- Basin bridge Basin bridge (Chennai)
- Coordinates: 13°06′23.5″N 80°16′31.2″E﻿ / ﻿13.106528°N 80.275333°E
- Country: India
- State: Tamil Nadu
- District: Chennai district
- Elevation: 28 m (92 ft)

Languages
- • Official: Tamil, English
- • Speech: Tamil, English
- Time zone: UTC+5:30 (IST)
- PIN: 600021
- Telephone Code: +9144xxxxxxxx
- Neighbourhoods: George Town, Royapuram, Kondithope, Mannadi Vannarapettai, Tondiarpet, Sowcarpet, Vallalar Nagar and Kasimedu
- LS: Chennai Central Lok Sabha constituency
- VS: Harbour Assembly constituency
- MP: Dayanidhi Maran
- MLA: P. K. Sekar Babu
- Website: https://chennaicorporation.gov.in

= Basin bridge =

Basin bridge is a neighbourhood in Chennai district of Tamil Nadu state in the peninsular India. It is located at an altitude of about 28 m above the mean sea level with the geographical coordinates of (i.e., 13.106535°N, 80.275340°E). George Town, Royapuram, Kondithope, Mannadi Vannarapettai, Tondiarpet, Sowcarpet, Vallalar Nagar and Kasimedu are some of the important neighbourhoods of Basin Bridge area.

== Transportation ==
Basin Bridge area is served by Vallalar Nagar (Mint) Bus stand.

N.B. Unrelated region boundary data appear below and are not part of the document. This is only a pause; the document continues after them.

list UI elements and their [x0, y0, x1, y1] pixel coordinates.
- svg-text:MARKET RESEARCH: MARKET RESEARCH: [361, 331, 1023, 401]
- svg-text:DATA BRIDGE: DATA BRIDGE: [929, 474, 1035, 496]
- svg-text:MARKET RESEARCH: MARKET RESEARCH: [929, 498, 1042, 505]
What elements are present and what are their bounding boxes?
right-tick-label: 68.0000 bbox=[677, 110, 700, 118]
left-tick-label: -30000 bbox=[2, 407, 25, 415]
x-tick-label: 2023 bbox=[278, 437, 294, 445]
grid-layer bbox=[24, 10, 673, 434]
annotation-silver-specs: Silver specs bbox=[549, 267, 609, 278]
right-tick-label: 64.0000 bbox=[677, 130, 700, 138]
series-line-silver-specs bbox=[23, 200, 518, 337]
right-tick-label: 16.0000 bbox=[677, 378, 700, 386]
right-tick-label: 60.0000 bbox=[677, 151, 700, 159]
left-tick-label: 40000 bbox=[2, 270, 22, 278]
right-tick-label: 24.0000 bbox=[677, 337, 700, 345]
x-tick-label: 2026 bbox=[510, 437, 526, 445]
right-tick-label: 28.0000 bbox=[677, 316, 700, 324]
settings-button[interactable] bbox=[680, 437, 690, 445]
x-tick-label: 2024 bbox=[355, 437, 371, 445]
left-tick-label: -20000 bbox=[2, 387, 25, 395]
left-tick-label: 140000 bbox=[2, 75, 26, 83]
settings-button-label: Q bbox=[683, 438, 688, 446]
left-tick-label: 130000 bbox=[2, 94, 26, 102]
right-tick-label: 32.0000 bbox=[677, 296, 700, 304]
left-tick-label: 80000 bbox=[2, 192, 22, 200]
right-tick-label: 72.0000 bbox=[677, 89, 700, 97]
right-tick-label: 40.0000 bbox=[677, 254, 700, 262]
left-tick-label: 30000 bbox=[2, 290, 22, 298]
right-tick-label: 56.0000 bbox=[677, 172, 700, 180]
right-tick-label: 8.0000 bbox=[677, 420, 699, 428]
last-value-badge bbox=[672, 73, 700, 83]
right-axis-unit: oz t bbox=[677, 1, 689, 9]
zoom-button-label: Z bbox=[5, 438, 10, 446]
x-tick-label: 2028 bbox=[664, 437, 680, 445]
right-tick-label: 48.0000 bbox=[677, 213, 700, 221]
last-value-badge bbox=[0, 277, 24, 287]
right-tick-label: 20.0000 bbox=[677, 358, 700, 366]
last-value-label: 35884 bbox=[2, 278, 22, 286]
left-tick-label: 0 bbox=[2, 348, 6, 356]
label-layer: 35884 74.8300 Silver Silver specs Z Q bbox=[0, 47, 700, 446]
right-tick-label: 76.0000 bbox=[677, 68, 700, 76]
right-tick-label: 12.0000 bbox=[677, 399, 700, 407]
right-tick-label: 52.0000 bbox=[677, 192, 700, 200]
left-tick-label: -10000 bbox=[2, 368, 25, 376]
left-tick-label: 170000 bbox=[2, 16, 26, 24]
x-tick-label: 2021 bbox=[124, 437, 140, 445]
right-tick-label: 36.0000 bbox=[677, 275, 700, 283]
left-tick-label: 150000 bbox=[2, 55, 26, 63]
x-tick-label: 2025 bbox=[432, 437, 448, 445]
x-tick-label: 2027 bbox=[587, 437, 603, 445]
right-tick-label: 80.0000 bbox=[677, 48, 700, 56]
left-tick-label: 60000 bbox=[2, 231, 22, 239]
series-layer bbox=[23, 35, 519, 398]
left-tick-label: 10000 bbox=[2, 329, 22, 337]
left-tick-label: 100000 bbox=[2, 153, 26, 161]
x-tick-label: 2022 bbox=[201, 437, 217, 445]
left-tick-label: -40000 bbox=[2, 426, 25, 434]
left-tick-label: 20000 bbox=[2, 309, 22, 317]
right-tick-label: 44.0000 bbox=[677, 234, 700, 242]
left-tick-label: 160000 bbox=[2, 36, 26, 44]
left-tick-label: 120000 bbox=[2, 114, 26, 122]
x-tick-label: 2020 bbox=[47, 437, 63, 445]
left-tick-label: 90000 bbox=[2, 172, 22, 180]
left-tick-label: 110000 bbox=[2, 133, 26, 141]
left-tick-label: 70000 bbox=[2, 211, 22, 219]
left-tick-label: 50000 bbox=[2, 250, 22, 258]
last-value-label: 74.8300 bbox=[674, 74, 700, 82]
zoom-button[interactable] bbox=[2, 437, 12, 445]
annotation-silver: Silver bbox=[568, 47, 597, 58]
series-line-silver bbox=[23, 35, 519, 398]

Metropolitan Transport Corporation of Chennai operates numerous bus services via. the adjoining roads of Basin Bridge namely Chennai - Thiruttani - Renigunta National Highway and Wall Tax road. Basin Bridge road is an important road that serves Basin Bridge area. Broadway bus terminus is situated at about 4 km from here. The 89 year old Elephant Gate bridge is demolished due to its weakness and heavy traffic and a new bridge is being constructed which is 156.12 m long, at an estimated project cost of ₹30.78 crore. Basin Bridge is served by Basin Bridge Junction railway station and Washermanpet metro station. One of the national hub of railway stations viz., Puratchi Thalaivar Dr. M. G. Ramachandran Central railway station is 3 km away from Basin Bridge. The fifth Indian Vande Bharat Express train and the first of its kind to South India that runs between Mysuru and Chennai that connects Bengaluru passes through Basin Bridge Junction railway station. This train covers a distance of 504 km in seven hours, with a stopping at Bengaluru in between. And a workshop for servicing Vande Bharat Express trains is being set up near Basin Bridge Junction railway station. Chennai International Airport is located at about 22 km from Basin Bridge.

== Politics ==
Basin Bridge area falls under the Harbour Assembly constituency. The winner of the election held in the year 2021 as the member of its assembly constituency is P. K. Sekar Babu. Also, this area belongs to Chennai Central Lok Sabha constituency. Dayanidhi Maran won the 2019 elections, as the member of its Lok Sabha constituency.